4 Ways to gain attention from VCs

venture capitalist

Each day venture capitalists and investors receive over hundreds of cold emails and meeting requests from start-up founders and small time entrepreneurs. It is difficult for VCs to process and select the start-up they want to fund that way. Instead, an entrepreneur should build a strong case first by getting to know someone from the company and then approaching the VC in their area of interest.

In the following ways, you can look out to attract more VCs for funding:

1. Innovative solution to a problem

Focusing on the problem and devising a solution is the key to getting more investors for your venture. In this era of cut-throat competition, simply coming up with a new idea isn’t sufficient. The idea needs to be worked on and presented in a complete manner with business suggestions, marketing tactics and target group mentioned in a well-compiled presentation. VCs will choose the most differentiated and rounded appeal which they find will enhance their chances of making profits as well. A revamped version of a done and dusted idea will instantly be rejected by the VC.

For instance, OYO rooms was a completely different and innovative idea which is why they have huge investors like GreenOaks, Sequoia Capital etc.

Related posts: Smarter funding: How to get the backing that best fits your startup

2. Assumptions must be challenged on a continuous basis

Start-ups often stick to the original plan they have devised which is why they don’t grow with time. However, the basic thesis must be challenged from time to time as the markets are dynamic and constantly evolving. Assumptions must be proven or eliminated through basic research methods for a more rounded understanding of the business.
Once you are clear with all the factors related to your business, pitching to a VC becomes easier for you and the VC is also clear about what he investing in.

3. Think beyond the horizon and act

If you have a unique insight and are able to present it well in front of the VC, chances are that he will invest in your business. VCs don’t want to invest in an area beyond their zone or one that they think is not feasible. A VC doesn’t want to invest in an idea which is not innovative either. Hence, one needs to have a clear vision and come up with unconventional methods of making it work in the future. Strategic investors are more likely to invest in ventures that have an articulated vision of what they want to become in the future.

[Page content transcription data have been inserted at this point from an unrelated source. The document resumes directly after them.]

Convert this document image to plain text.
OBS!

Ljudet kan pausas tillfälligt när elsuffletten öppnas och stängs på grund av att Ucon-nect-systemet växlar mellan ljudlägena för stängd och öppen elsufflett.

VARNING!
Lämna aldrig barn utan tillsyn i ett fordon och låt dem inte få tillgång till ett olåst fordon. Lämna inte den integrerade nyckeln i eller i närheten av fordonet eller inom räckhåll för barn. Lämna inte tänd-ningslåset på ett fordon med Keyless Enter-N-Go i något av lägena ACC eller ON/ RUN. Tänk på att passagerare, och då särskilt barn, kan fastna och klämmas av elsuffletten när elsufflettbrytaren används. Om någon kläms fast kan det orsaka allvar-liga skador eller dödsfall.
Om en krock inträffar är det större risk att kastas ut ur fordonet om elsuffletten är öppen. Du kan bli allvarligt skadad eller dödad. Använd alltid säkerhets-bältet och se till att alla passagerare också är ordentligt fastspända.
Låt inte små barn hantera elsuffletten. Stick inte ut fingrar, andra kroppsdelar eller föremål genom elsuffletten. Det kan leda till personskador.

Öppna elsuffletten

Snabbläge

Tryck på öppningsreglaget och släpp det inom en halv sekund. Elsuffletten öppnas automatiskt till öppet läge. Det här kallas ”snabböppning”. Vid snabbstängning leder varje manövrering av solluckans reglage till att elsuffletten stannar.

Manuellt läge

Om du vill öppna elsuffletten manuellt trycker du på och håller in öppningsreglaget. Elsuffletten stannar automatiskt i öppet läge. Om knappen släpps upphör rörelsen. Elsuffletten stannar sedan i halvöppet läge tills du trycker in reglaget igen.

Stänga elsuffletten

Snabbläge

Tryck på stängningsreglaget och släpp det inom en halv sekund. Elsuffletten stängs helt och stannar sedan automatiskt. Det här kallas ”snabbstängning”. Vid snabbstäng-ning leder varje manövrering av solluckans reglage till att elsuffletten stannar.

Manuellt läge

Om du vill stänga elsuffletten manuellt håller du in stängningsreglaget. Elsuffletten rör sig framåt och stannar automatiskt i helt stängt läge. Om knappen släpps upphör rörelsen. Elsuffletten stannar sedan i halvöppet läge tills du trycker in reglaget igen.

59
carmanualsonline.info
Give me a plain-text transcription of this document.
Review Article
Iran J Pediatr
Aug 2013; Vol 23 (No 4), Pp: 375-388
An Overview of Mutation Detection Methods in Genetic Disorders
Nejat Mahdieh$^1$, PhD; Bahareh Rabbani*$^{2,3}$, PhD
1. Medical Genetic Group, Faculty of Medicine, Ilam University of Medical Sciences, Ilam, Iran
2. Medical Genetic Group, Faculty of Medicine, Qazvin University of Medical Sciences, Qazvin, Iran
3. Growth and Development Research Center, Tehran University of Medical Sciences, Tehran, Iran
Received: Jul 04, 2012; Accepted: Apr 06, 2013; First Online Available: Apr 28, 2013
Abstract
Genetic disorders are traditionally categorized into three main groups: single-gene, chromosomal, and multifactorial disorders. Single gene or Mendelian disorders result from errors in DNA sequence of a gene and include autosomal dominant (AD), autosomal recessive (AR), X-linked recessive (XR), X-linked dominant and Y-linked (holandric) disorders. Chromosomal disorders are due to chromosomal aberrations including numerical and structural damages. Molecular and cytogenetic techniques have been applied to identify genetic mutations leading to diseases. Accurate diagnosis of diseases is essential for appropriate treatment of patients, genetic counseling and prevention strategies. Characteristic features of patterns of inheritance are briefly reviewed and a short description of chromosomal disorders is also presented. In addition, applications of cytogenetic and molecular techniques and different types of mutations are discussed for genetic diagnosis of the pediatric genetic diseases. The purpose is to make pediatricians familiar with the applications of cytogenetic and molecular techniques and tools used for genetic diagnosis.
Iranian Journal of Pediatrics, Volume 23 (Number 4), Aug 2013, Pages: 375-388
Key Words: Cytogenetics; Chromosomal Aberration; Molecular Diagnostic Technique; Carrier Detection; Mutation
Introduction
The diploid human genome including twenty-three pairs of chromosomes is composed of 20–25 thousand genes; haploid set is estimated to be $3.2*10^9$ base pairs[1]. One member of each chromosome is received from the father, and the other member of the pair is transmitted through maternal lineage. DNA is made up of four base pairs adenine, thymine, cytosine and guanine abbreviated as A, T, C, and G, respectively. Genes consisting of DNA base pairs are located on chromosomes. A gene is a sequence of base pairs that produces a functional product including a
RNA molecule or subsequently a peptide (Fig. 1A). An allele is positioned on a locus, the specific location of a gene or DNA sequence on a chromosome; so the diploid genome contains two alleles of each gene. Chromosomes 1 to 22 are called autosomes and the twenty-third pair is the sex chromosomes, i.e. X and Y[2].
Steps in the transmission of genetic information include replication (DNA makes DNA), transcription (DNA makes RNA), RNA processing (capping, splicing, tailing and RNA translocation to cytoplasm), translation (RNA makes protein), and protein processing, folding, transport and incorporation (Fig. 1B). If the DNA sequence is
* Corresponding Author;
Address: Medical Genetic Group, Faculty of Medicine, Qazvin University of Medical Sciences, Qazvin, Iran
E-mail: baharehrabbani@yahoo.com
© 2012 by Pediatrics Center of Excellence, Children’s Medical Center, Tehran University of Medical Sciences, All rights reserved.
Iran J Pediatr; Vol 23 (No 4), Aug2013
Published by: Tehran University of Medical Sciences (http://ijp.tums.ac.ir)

Related Post: How to raise money for your startup?

4. Build a strong team of dedicated individuals

Founders need to encourage significant contributions to the start-up from people from different backgrounds. You must have a mission that is big enough to source human resource for different fields. Finding an entrepreneurial crew that wishes to guide their wider team as well as customers, markets and investors to a better future with conviction and humility is a time-taking but rewarding process.

A VC’s research will tell him about your dedicated team and your strong leadership which will definitely be a huge contributory factor for him to invest because strong leadership skills and a set vision are the keys to a success.

If you follow these rules, you will definitely find a great VC to invest in your company. We wish you all the best on finding a VC and on your start-up.